Maternidade e Vida Acadêmica – Parte II

Por Renata Senlle

No primeiro post desse tema escrevi a respeito das iniciativas para equilibrar maternidade e vida acadêmica. Neste post, vou falar mais da vida prática.

Conciliar esses dois lugares é puxado. Essa semana participei de uma banca de conclusão de curso e tive que levar meu filho junto pelas diversas impossibilidades logísticas das vida (quem ficaria, distância para buscá-lo depois, horário de jantar, etc). Eu me peguei tensa. Porque filho abre uma janela de preocupação e cuidado que passa na frente de muitos outros âmbitos da minha vida. Prestar atenção em apresentação acadêmica com filho na plateia requer uma combinação de disposição individual e acolhimento estrutural. Acredito que todos os pais que estão com crianças em ambientes silenciosos ficam tensos. Mesmo quando você é acolhida, como foi meu caso. Eu preferiria estar focada ali apenas na parte acadêmica, sem aquela “janela” de atenção constante que não fecha, mesmo com filho tranquilo e capaz de se entreter sozinho, como é o meu. Ainda assim, eu estava mais tranquila do que se não tivesse aproveitado aquela oportunidade. E foi isso que me fez ir.

Foi a primeira vez que o levei (vale ressaltar que ele tem 8 anos e é bem mais difícil quanto menor a criança). E me senti no dever de avisar para a professora que me convidou a participar que eu iria leva-lo. Ou seja, eu parti do princípio que aquele não era o lugar adequado e que eu precisaria me justificar. Fiquei me perguntando se eu teria a mesma reação com um professor homem. Não sei responder, mas imagino que ficaria ainda mais tensa.

Fui ouvir novamente esse episódio do Gizcast, que fala da conciliação com a maternidade.
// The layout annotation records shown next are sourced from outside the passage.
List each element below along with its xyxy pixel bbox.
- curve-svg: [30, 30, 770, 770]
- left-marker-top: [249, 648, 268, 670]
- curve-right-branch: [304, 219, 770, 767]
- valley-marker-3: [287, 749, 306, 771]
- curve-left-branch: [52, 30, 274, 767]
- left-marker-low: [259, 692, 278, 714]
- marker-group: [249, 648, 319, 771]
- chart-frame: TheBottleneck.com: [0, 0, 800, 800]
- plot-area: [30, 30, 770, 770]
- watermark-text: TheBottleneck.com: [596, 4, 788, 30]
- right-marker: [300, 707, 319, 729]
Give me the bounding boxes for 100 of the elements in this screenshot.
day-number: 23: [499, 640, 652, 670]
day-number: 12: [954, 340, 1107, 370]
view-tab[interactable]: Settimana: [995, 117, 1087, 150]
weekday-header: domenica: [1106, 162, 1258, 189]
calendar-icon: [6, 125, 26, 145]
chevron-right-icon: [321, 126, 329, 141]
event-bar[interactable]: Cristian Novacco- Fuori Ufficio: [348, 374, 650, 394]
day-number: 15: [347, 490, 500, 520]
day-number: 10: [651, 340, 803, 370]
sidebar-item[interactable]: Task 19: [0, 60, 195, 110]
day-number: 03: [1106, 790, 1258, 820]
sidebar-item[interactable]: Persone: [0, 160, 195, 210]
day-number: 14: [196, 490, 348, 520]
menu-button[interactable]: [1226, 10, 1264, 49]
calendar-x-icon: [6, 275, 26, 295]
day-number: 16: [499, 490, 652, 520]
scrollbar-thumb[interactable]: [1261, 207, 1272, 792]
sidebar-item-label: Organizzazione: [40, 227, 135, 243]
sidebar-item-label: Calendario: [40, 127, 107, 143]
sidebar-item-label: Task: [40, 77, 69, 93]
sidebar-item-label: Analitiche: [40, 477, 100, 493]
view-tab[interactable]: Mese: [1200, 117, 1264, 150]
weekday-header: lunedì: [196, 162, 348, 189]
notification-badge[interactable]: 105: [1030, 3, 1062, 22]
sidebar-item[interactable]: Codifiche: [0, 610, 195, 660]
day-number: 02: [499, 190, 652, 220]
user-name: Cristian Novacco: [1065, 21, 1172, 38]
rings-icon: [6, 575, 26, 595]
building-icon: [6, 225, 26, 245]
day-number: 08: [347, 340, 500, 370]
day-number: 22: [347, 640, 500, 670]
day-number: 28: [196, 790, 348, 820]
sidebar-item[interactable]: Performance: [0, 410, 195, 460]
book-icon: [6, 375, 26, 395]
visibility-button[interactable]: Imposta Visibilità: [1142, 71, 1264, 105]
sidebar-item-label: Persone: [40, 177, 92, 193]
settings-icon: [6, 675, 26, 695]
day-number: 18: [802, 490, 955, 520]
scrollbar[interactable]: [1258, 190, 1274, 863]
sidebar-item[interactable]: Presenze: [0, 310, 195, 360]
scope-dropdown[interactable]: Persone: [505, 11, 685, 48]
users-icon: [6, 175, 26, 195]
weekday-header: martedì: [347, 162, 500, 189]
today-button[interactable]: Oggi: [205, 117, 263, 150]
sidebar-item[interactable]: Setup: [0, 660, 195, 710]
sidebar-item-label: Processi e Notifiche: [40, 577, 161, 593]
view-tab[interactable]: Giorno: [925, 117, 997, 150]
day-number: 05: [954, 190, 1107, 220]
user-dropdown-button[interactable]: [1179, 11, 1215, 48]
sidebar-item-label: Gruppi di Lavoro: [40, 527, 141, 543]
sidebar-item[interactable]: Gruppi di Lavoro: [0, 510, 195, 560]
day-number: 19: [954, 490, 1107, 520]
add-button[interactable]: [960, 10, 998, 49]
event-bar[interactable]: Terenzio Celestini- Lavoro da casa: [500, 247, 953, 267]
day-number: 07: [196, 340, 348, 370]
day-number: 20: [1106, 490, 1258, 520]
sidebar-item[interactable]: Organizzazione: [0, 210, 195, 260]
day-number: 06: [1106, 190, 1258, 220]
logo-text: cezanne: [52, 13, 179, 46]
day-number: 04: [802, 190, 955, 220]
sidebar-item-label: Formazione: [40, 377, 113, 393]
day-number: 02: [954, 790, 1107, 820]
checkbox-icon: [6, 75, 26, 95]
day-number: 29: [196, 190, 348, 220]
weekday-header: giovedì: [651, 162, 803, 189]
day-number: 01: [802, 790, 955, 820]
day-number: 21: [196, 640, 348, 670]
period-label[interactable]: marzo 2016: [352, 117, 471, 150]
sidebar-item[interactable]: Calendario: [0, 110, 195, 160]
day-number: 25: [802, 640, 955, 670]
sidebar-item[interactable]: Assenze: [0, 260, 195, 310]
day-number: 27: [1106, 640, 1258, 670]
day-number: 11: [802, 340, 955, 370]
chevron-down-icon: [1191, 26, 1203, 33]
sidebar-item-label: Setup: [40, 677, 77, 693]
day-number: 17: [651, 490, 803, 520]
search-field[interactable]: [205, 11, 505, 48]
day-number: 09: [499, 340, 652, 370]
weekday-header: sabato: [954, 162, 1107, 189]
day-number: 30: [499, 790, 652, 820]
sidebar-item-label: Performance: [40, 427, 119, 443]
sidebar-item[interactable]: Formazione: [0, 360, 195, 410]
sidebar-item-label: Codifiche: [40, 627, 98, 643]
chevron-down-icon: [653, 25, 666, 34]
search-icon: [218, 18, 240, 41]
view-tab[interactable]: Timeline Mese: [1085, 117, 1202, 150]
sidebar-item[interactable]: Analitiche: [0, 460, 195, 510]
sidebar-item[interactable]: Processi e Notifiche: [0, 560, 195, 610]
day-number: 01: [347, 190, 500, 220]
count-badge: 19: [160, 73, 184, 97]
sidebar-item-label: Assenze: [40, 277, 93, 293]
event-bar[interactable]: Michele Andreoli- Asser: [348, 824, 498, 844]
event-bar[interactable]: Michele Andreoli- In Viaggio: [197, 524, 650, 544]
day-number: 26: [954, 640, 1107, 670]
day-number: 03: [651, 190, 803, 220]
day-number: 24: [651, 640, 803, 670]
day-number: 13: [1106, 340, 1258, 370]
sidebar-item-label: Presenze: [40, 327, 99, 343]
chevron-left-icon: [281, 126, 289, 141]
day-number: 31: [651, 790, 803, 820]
A entrevistada foi a professora Miriam Hermeto, da UFMG, pela mestranda e podcaster, Maria Visconti, do Lugar de Mulher. Algumas falas dela ficaram pipocando na minha cabeça:

– “Para quem está em dúvidas do melhor momento de ter filhos, em razão de conseguir se dedicar à vida acadêmica, fica um recado: filho faz parte da vida da gente e a gente encaixa”. A questão é: os homens não precisam se preocupar com isso enquanto for “função de mulher”.

– “A maternidade não deve ser um obstáculo à vida acadêmica a ponto de a gente ter medo de contar para os orientadores que estamos grávidas”. Ou de não levar os filhos em eventos acadêmicos, como foi meu caso.

– “Deveríamos ter mais prazo para entrega dos trabalhos em caso de licença maternidade”. Levando em conta que as funções de filho ainda são majoritariamente da mulher, essa poderia ser uma forma de incluir e acolher mais as mulheres mães e incentivar a produção acadêmica.

– ‘Maternidade é ausência de controle e tolerância a imprevistos’. O oposto da academia, certo?

– “A vida acadêmica é estruturada para trabalho constante. Além da sala de aula, o tempo de pesquisa em casa e em horários não regulares são frequentes. E falar de maternidade nesse ambiente coloca essa lógica em xeque”. Concordo profundamente. Não à toa só pude me dedicar a academia quando me separei e tive dias “livres” de função com filho.

– Para dar conta da vida acadêmica e da maternidade, não podemos depender de soluções individuais ou privadas (como babás, creches terceirizadas, família), que operam uma lógica de privilegiar quem tem mais dinheiro e tornar a academia uma barreira para muitas mulheres que acumulam outras opressões, como ser mães solo, ser uma mulher negra, morar nas periferias, etc…

– “Algumas dificuldades de uma vida acadêmica fluida para as mulheres são bem particulares, como: dificuldade de tempo para escrever, mobilidade, instituições não preparadas para lidar com o assunto e ambiente muito masculino”.

– “Também é nosso dever questionar essa lógica, por exemplo, levando crianças para o espaço acadêmico quando necessário.”

Num mundo machista em que ter filhos acaba sendo responsabilidade das mães, os lugares que não acolhem crianças, também não acolhem as mulheres. O feminismo luta pelo direito de não ter filhos, mas vejo pouco a luta pelo direito a ter filhos com dignidade e apoio, também subvertendo a lógica patriarcal que apresenta a maternidade como uma instituição que tem mecanismos sutis de encerrar mulheres e crianças dentro de casa.

PS: A imagem é desse post com o relato de uma mulher falando das dificuldades de conciliar vida acadêmica e maternidade!